Mas o que vale é que tudo acabará bem. As pessoas têm a possibilidade de desempenhar funções desconexas das suas qualificações. As pessoas têm a possibilidade de beneficiar do subsídio de desemprego por mais um ano. As pessoas têm direito a férias e todas as regalias que advém de um contrato de trabalho (“segundo todas as condições legais”). Espera-se que a crise já esteja ultrapassada por essa altura.

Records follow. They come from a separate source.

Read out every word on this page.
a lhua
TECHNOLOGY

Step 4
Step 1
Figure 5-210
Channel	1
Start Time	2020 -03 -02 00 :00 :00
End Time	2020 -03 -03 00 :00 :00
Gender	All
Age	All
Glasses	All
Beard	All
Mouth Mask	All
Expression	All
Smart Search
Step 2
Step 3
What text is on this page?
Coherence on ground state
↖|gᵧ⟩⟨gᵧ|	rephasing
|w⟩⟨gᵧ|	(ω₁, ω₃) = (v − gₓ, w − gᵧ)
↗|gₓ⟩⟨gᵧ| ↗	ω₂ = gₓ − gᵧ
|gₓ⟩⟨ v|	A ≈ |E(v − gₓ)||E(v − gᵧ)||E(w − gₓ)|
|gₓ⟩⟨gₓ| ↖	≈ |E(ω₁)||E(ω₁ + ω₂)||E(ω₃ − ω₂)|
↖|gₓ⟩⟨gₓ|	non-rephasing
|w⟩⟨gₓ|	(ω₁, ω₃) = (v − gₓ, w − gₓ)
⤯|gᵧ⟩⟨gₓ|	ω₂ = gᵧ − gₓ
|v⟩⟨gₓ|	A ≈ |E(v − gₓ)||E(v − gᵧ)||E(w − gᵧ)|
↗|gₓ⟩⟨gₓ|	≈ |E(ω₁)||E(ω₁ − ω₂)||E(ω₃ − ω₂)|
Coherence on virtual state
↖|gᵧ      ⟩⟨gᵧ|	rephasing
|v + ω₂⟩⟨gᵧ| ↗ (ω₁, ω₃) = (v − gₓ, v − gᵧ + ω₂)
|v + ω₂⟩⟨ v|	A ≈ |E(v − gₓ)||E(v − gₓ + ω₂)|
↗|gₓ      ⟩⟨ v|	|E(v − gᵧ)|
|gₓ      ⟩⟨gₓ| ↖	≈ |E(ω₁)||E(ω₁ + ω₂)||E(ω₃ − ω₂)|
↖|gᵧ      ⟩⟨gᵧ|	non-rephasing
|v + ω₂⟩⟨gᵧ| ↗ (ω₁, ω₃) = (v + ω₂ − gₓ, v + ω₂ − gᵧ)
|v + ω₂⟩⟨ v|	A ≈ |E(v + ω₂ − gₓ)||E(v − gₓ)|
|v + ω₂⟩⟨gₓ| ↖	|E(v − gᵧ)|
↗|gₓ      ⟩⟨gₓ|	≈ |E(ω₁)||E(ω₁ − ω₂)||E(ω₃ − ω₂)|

Entretanto, o Estado assegura a contínua negligência de tratamento aos milhares de licenciados que saiem das universidades todos os anos. Garantindo-lhes vários anos de emprego não-remunerado. De nenhum contrato de trabalho. Apenas estágios ou contratos de trabalho temporários, que poucas ou nenhumas regalias legais têm. E para ajudar à festa, ainda lhes retira a possibilidade de aquisição de experiência através de estágios em inúmeras entidades que tantas vezes acabam por servir os recém-licenciados.
Eu compreendo que esta iniciativa do governo tenha muito de solidariedade social. Mas uma iniciativa chamada “Investimento Emprego” não pode ter uma mera função de solidariedade social. De facto, como é apresentada, tem um valor nulo para a economia e para a real empregabilidade destas pessoas. Mas o pior é a inoperância em relação aos recém-licenciados, que já dura bastantes anos e são muito mais do que 30 mil. Mas certamente que uma política que passa por subsidiar remunerar desempregados como se estivessem realmente empregados irá fomentar a procura de emprego. Certamente que as pessoas vão preferir um emprego remunerado a um desemprego comparavelmente bem remunerado e, sobretudo, com uma remuneração estável e de longuíssima duração.
Como diz o Paulo Baldaia no JN: «Despejar milhões numa economia endividada é como tratar a cirrose de um alcoólico com mais uma garrafa de vinho e outra de uísque». Facilmente se transpõe para este contexto.